Wilcox drives me all over the city, pointing out missed urban-planning opportunities and eyesores. He takes me downtown to what the locals call "Skyscraper Graveyard," where the clock seems to have stopped in the Art Deco period and high-rise after high-rise sits empty. He points out the landmark Book Tower, a 38-story building finished in 1926, which he says is now vacant except for Bookies Tavern on the first floor. Wilcox's lawyer told him he'd been "the last tenant there. He had to downsize. People are too broke to sue people. He's now switching to bankruptcy law to try to save his house."

I come to think of Wilcox as the curator of a museum that's been overturned and looted. The prize of his collection, or what could have been his collection, is the detailed production notes he found written in Marvin Gaye's own hand for the legendary What's Going On album. He found them, along with other treasures from artist itineraries to expense accounts, in the Motown Center, which housed the label, then sat empty for 30 years, until it was knocked down in 2006 to make way for Super Bowl parking. Wilcox witnessed the demolition, which was typical of Detroit's callous disregard for its own history: "Motown letterhead was blowing down the road."

I don't think it's a good idea to have a society where free-market capitalism is the dominant ideology, and then pursue policies that put the market value of human beings so low.
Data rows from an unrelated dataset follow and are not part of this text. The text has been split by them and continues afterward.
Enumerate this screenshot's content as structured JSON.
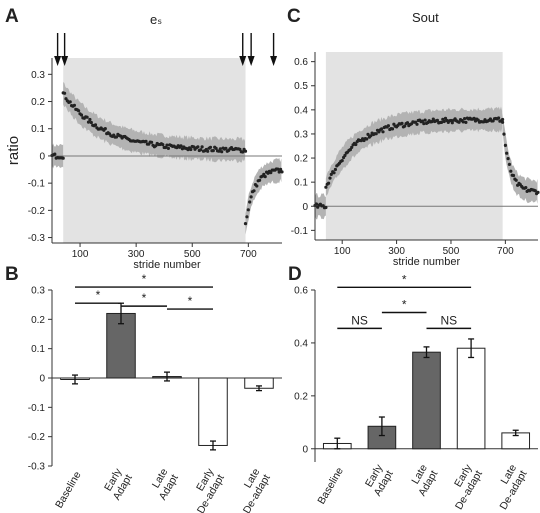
{
  "panels": [
    {
      "letter": "A",
      "title": "eₛ"
    },
    {
      "letter": "C",
      "title": "Sout"
    },
    {
      "letter": "B"
    },
    {
      "letter": "D"
    }
  ],
  "chart_data": [
    {
      "id": "A",
      "type": "scatter",
      "title": "eₛ",
      "xlabel": "stride number",
      "ylabel": "ratio",
      "xlim": [
        0,
        820
      ],
      "ylim": [
        -0.32,
        0.36
      ],
      "xticks": [
        100,
        300,
        500,
        700
      ],
      "yticks": [
        -0.3,
        -0.2,
        -0.1,
        0,
        0.1,
        0.2,
        0.3
      ],
      "ytick_labels": [
        "-0.3",
        "-0.2",
        "-0.1",
        "0",
        "0.1",
        "0.2",
        "0.3"
      ],
      "adaptation_shading": [
        40,
        690
      ],
      "arrows_at_stride": [
        20,
        45,
        680,
        710,
        790
      ],
      "phases": [
        {
          "name": "baseline",
          "x": [
            0,
            40
          ],
          "start": 0.0,
          "end": 0.0,
          "tau": 10
        },
        {
          "name": "adaptation",
          "x": [
            40,
            690
          ],
          "start": 0.23,
          "end": 0.02,
          "tau": 140
        },
        {
          "name": "de-adaptation",
          "x": [
            690,
            820
          ],
          "start": -0.25,
          "end": -0.05,
          "tau": 30
        }
      ]
    },
    {
      "id": "C",
      "type": "scatter",
      "title": "Sout",
      "xlabel": "stride number",
      "ylabel": "",
      "xlim": [
        0,
        820
      ],
      "ylim": [
        -0.14,
        0.64
      ],
      "xticks": [
        100,
        300,
        500,
        700
      ],
      "yticks": [
        -0.1,
        0,
        0.1,
        0.2,
        0.3,
        0.4,
        0.5,
        0.6
      ],
      "ytick_labels": [
        "-0.1",
        "0",
        "0.1",
        "0.2",
        "0.3",
        "0.4",
        "0.5",
        "0.6"
      ],
      "adaptation_shading": [
        40,
        690
      ],
      "phases": [
        {
          "name": "baseline",
          "x": [
            0,
            40
          ],
          "start": 0.0,
          "end": 0.0,
          "tau": 10
        },
        {
          "name": "adaptation",
          "x": [
            40,
            690
          ],
          "start": 0.08,
          "end": 0.36,
          "tau": 110
        },
        {
          "name": "de-adaptation",
          "x": [
            690,
            820
          ],
          "start": 0.35,
          "end": 0.06,
          "tau": 25
        }
      ]
    },
    {
      "id": "B",
      "type": "bar",
      "categories": [
        "Baseline",
        "Early\nAdapt",
        "Late\nAdapt",
        "Early\nDe-adapt",
        "Late\nDe-adapt"
      ],
      "values": [
        -0.005,
        0.22,
        0.005,
        -0.23,
        -0.035
      ],
      "errors": [
        0.015,
        0.035,
        0.015,
        0.015,
        0.008
      ],
      "fills": [
        "#ffffff",
        "#666666",
        "#666666",
        "#ffffff",
        "#ffffff"
      ],
      "ylim": [
        -0.3,
        0.3
      ],
      "yticks": [
        -0.3,
        -0.2,
        -0.1,
        0,
        0.1,
        0.2,
        0.3
      ],
      "ytick_labels": [
        "-0.3",
        "-0.2",
        "-0.1",
        "0",
        "0.1",
        "0.2",
        "0.3"
      ],
      "significance": [
        {
          "from": 0,
          "to": 3,
          "y": 0.31,
          "label": "*"
        },
        {
          "from": 0,
          "to": 1,
          "y": 0.255,
          "label": "*"
        },
        {
          "from": 1,
          "to": 2,
          "y": 0.245,
          "label": "*"
        },
        {
          "from": 2,
          "to": 3,
          "y": 0.235,
          "label": "*"
        }
      ]
    },
    {
      "id": "D",
      "type": "bar",
      "categories": [
        "Baseline",
        "Early\nAdapt",
        "Late\nAdapt",
        "Early\nDe-adapt",
        "Late\nDe-adapt"
      ],
      "values": [
        0.02,
        0.085,
        0.365,
        0.38,
        0.06
      ],
      "errors": [
        0.02,
        0.035,
        0.02,
        0.035,
        0.01
      ],
      "fills": [
        "#ffffff",
        "#666666",
        "#666666",
        "#ffffff",
        "#ffffff"
      ],
      "ylim": [
        -0.05,
        0.6
      ],
      "yticks": [
        0,
        0.2,
        0.4,
        0.6
      ],
      "ytick_labels": [
        "0",
        "0.2",
        "0.4",
        "0.6"
      ],
      "significance": [
        {
          "from": 0,
          "to": 3,
          "y": 0.61,
          "label": "*"
        },
        {
          "from": 0,
          "to": 1,
          "y": 0.455,
          "label": "NS"
        },
        {
          "from": 1,
          "to": 2,
          "y": 0.515,
          "label": "*"
        },
        {
          "from": 2,
          "to": 3,
          "y": 0.455,
          "label": "NS"
        }
      ]
    }
  ],
  "colors": {
    "shading": "#e3e3e3",
    "band": "#b3b3b3",
    "dot": "#222222",
    "bar_dark": "#666666"
  }
}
It's either got to be more socialism, or the market has to be set up in such a way that human beings are actually valuable.
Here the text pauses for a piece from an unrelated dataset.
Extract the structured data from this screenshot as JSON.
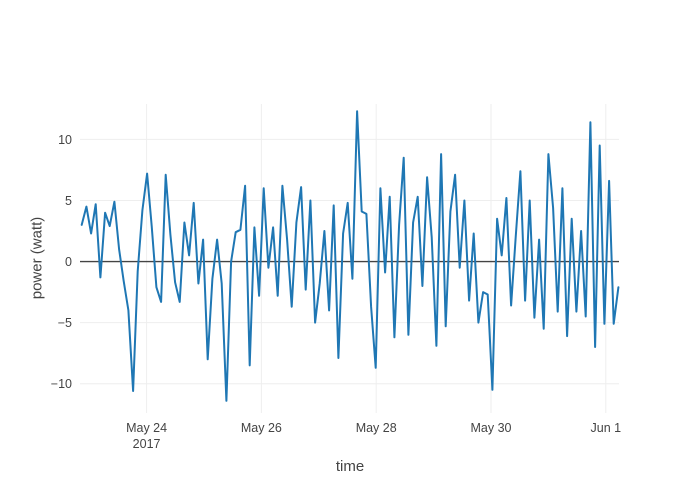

Question: what policy changes could the federal government make that would raise the market value of the American human being? Raise the minimum wage? Make the tax code more progressive? Better funding of education? Health care not tied to employment? Domestic investment to stimulate the economy and encourage future growth? These are all liberal solutions. Are there conservative solutions to the problems of Detroit, and the problem of poverty more generally? (Lower taxes? More strict law enforcement? Tighter immigration control? Less strict environmental regulation? These aren't the solutions I naturally reach for or think are right, but if some of these things could work...)

To this liberal, it looks like the scales of society need to be tipped much more in favor of the typical human being. To do this would probably require progressive government intervention, but maybe there are other ways of doing it. Probably any solution that had a real impact on the market value of an average American would appear "radical" in the current political context. And more and more I'm coming to believe that the current political context is a huge part of the problem.

We'll see what Obama does. But he seems content to operate within the "comfort zone" of political thinking, and that may cripple him. If he's going to do what he's promised (get out of Iraq, reform health care, stimulate the economy, etc.), he's going to have to defeat some powerful groups of people who have a lot of ability to control what is considered "serious", "sensible", "prudent", etc. I hope he has the cunning to do so, and that he won't be afraid to fight when fighting is what's necessary.